July: the seventh month of the year. We use its name at least 31 days a year, but do we ever stop to think about its origins? Have you ever wondered why SEPTember, OCTOber, NOVember, and DECember are not the seventh, eighth, ninth and tenth months like their prefixes would suggest?
Originally, September through December were numbered the way you would expect, but then Julius Caesar and his nephew Augustus had the calendar rearranged to create new months so that they could have the summer (the best months, in their opinion) as their own. This was done to create an association between them and the most pleasant part of the year and. Thus these months are named July after Julius, and August after Augustus.
In the readings assigned for homework, Julius Caesar is characterized as haughty and obsessed with displays of power, as seen below:
…most men suspected him of being inflated with pride and hated him for his haughtiness (Cassius Dio, Book 44.9)
Augustus followed with a very small escort, along roads held by the enemy, after a shipwreck, too, and in a state of semi-convalescence from a serious illness.

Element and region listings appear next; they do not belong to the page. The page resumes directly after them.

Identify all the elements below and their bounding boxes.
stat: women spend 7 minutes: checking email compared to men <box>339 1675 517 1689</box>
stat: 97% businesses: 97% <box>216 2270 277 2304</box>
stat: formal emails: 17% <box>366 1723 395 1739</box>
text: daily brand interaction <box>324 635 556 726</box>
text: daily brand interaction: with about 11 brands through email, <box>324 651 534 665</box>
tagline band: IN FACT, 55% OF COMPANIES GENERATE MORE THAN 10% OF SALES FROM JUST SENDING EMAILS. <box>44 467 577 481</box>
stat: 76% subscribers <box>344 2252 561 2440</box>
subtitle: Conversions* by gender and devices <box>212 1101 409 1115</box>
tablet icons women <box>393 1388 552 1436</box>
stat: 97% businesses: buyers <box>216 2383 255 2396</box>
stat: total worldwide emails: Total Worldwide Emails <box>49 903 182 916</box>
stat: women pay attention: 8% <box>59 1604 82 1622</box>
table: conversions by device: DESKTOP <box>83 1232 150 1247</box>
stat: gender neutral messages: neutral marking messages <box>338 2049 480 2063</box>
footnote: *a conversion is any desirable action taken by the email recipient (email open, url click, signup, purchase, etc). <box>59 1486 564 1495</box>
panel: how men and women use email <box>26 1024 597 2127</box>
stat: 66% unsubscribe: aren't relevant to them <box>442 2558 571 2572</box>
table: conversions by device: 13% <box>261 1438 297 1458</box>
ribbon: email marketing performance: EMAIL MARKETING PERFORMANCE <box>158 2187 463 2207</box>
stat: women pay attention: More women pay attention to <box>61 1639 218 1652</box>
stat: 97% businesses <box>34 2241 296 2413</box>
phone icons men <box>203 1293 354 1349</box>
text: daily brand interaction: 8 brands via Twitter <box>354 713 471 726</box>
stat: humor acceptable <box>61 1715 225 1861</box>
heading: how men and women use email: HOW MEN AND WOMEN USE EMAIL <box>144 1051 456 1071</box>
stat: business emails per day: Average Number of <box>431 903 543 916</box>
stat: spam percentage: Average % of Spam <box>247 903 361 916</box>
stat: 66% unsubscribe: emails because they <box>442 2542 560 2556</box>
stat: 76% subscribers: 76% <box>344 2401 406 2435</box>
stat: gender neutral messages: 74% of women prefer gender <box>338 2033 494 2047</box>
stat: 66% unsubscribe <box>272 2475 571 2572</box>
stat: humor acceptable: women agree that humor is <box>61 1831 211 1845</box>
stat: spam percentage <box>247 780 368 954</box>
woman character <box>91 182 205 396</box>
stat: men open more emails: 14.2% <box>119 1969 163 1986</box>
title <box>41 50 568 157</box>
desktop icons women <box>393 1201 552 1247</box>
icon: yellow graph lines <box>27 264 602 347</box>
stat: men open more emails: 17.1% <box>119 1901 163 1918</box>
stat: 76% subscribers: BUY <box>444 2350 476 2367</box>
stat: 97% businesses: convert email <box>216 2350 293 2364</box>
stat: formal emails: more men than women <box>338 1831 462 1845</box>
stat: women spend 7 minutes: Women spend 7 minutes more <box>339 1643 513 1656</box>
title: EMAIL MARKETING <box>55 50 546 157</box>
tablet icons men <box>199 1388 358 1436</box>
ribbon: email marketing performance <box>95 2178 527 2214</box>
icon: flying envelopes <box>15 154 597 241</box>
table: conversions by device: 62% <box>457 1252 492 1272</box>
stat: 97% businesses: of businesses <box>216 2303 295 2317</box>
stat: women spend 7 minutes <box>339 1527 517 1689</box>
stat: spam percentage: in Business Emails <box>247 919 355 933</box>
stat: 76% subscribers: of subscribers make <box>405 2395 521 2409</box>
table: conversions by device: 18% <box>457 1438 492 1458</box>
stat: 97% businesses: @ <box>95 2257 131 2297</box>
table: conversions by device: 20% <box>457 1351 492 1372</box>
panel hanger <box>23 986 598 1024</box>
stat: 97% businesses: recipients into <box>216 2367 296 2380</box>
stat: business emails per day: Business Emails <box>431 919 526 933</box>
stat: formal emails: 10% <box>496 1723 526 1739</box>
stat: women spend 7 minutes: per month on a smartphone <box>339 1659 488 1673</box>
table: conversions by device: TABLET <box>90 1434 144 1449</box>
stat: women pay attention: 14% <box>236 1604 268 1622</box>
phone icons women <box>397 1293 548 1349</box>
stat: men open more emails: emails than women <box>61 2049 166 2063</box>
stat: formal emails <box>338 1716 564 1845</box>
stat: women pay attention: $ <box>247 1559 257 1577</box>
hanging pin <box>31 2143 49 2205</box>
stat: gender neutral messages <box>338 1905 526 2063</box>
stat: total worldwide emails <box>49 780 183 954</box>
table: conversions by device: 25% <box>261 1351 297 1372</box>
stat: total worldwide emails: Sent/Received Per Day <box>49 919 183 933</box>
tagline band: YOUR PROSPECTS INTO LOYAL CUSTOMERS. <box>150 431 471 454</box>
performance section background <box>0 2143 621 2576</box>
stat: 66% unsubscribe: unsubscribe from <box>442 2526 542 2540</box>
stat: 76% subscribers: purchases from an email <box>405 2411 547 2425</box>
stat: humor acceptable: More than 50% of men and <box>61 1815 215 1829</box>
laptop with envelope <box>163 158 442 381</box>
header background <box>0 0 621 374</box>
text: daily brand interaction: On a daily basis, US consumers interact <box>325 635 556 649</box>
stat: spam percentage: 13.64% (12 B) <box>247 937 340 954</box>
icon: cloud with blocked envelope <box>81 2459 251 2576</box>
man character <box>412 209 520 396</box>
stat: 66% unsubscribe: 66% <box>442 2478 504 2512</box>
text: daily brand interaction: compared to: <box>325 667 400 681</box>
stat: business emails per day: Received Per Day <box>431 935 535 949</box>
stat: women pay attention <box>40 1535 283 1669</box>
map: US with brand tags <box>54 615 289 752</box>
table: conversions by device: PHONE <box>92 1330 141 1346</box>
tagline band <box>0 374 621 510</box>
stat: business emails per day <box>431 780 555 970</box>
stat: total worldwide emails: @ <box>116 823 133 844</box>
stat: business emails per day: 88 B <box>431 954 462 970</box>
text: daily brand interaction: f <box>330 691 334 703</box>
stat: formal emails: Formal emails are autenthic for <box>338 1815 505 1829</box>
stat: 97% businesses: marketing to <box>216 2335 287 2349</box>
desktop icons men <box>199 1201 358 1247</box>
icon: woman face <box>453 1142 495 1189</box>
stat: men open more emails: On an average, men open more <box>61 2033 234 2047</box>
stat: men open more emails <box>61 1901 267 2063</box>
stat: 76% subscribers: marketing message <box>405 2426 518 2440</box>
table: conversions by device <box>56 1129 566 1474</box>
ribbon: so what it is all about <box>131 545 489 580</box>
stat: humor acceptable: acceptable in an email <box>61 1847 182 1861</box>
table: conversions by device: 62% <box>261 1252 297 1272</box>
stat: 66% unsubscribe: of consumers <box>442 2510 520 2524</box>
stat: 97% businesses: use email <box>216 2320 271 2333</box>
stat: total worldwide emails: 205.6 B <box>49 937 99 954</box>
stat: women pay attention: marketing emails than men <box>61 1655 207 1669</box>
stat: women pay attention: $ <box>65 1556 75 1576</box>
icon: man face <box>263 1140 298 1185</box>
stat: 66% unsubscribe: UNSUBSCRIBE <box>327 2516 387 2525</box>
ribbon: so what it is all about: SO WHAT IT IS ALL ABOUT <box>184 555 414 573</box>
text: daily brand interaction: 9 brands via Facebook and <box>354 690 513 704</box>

This energetic action delighted Caesar, who soon formed a high estimate of Augustus’s character (Suetonius, Life of Augustus, 8)
Julius Caesar is shown to be the kind of person to give off the impression that he is overly proud, and to be fond of someone for displaying similar traits like brash military actions. This characterization is exactly in line with the profile of someone who would fit the entire calendar to his own personal desires. He would probably love to know that we still use this system today.